In my recent posts, “Exploring Our Universe Through Sound” and “How a Blind Oceanographer Studies Temperature-Regulating Currents” I discussed how sonification can make data more accessible for the blind and low vision community. However, this method is usually derived from an existing visual representation, which prevents blind and low vision users from creating their own data representations.
A team of researchers from MIT and University College London (UCL) has developed a groundbreaking software system called Umwelt. Unlike existing tools, Umwelt doesn’t rely on an initial visual chart—it allows blind and low-vision users to create customized, multimodal data representations from scratch.
Here’s how Umwelt works:
- Authoring Environment: Umwelt provides an editor where users can upload datasets and design custom representations, such as scatterplots.
- Three Modalities: Users can incorporate three modalities into their representations:
- Visualization: Traditional visual elements.
- Textual Description: Descriptive text.
- Sonification: Converting data into nonspeech audio.
- Interactive Exploration: Umwelt’s viewer lets users seamlessly switch between modalities, enabling interactive exploration of data.
This innovative software aims to break down barriers and empower blind and low-vision individuals in their data analysis endeavors. Read the full article here.

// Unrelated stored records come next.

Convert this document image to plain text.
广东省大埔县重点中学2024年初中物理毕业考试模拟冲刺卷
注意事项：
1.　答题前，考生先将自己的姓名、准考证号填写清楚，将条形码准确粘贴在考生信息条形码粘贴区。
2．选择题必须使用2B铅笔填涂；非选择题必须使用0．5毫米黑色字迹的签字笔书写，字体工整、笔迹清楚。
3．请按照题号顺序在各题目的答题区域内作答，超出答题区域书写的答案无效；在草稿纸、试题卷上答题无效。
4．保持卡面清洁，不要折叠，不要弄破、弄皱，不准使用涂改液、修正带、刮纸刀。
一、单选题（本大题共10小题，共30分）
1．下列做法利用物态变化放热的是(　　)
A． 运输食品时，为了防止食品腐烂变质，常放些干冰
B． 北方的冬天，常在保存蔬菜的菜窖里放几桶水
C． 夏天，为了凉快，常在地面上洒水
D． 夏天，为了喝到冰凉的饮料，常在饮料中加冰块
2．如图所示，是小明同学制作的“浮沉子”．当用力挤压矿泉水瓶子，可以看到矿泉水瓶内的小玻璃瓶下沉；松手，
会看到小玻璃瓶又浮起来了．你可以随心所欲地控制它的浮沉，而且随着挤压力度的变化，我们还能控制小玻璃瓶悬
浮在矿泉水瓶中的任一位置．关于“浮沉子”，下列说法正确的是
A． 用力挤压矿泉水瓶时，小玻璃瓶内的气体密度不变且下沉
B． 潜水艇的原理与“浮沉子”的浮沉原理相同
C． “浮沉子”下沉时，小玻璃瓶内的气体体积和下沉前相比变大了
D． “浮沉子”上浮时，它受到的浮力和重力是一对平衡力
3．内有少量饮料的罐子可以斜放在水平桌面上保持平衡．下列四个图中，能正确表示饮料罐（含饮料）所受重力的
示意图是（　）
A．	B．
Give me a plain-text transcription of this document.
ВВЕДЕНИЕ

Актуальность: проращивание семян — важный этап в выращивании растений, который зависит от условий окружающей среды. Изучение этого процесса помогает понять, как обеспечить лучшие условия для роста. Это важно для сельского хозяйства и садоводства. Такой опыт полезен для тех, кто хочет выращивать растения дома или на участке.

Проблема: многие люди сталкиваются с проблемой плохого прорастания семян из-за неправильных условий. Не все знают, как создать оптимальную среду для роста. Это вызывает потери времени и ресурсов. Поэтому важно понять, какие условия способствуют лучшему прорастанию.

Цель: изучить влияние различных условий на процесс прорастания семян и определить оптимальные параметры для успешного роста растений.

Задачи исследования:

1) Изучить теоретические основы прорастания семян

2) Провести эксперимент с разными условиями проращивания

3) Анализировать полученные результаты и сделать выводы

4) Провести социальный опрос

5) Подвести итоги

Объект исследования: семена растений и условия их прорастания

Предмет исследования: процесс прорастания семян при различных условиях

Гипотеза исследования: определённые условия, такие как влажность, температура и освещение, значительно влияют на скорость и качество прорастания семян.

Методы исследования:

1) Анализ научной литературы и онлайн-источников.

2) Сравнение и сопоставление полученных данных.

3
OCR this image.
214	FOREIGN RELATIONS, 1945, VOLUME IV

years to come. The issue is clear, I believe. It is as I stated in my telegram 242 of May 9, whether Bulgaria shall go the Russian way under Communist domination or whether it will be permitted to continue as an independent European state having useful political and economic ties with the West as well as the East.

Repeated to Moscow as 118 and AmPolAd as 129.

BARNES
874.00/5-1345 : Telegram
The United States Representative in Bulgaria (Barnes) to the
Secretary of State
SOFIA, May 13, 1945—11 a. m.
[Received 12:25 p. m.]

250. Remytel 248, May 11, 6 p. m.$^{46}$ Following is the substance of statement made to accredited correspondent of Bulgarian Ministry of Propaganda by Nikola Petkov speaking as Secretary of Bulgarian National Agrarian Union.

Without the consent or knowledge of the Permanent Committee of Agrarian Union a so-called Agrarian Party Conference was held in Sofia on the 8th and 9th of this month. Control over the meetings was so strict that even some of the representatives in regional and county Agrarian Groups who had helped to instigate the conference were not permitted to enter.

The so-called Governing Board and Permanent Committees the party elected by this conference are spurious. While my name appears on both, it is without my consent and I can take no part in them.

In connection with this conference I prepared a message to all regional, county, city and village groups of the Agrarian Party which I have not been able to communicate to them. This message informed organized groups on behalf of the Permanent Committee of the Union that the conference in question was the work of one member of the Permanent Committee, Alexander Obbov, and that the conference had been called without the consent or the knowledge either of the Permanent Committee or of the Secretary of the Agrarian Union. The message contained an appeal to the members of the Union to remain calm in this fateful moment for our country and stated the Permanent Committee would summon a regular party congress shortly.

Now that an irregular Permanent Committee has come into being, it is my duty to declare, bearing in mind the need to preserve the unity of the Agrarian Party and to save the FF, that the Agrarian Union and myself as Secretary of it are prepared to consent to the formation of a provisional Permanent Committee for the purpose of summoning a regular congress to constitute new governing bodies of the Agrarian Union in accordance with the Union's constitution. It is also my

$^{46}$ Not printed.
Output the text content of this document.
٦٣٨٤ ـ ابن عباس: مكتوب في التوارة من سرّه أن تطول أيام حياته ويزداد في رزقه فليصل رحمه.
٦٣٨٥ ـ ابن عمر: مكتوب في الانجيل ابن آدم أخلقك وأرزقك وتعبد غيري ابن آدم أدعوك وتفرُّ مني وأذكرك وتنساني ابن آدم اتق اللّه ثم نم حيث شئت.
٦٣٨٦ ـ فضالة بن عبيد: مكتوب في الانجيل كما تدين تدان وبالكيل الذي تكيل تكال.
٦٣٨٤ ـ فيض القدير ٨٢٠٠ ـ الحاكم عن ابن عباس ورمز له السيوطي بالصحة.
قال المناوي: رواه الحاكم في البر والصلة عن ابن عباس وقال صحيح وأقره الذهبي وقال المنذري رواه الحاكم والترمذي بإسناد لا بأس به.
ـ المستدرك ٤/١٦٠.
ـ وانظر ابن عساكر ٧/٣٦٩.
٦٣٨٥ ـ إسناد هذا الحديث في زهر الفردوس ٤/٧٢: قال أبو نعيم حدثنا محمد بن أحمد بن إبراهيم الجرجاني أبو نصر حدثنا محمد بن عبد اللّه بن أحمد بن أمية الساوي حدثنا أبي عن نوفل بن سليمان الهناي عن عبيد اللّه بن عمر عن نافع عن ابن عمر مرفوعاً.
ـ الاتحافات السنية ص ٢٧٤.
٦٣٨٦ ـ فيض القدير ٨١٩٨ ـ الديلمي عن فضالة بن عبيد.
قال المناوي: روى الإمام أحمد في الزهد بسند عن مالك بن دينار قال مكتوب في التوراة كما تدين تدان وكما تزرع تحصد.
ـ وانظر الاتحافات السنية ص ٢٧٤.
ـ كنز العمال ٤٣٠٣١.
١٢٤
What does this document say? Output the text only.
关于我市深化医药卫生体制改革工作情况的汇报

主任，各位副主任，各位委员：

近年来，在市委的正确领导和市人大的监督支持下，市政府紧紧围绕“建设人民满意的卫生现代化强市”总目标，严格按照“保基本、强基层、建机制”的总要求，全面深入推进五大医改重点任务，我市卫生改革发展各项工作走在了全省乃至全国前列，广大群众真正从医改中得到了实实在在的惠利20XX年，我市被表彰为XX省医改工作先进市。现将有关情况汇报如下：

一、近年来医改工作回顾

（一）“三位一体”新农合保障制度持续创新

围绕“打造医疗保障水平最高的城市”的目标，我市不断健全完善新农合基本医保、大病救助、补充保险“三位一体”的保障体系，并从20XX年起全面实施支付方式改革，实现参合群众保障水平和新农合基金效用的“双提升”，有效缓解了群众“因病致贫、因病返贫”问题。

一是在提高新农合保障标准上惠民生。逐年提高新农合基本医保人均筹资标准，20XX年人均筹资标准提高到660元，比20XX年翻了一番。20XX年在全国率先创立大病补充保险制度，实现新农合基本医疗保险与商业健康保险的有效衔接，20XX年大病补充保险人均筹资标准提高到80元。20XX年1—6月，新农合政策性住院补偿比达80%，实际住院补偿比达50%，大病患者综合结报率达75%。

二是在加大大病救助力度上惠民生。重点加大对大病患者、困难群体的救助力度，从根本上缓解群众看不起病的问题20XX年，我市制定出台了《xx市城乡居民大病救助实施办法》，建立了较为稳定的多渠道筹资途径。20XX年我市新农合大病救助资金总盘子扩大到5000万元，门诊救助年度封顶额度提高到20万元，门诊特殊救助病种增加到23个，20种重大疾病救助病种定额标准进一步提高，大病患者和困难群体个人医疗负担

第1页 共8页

“We have to remember that blind and low-vision people aren’t isolated. They exist in these contexts where they want to talk to other people about data,” says Jonathan Zong, an electrical engineering and computer science (EECS) graduate student and lead author of a paper introducing Umwelt. “I am hopeful that Umwelt helps shift the way that researchers think about accessible data analysis. Enabling the full participation of blind and low-vision people in data analysis involves seeing visualization as just one piece of this bigger, multisensory puzzle.”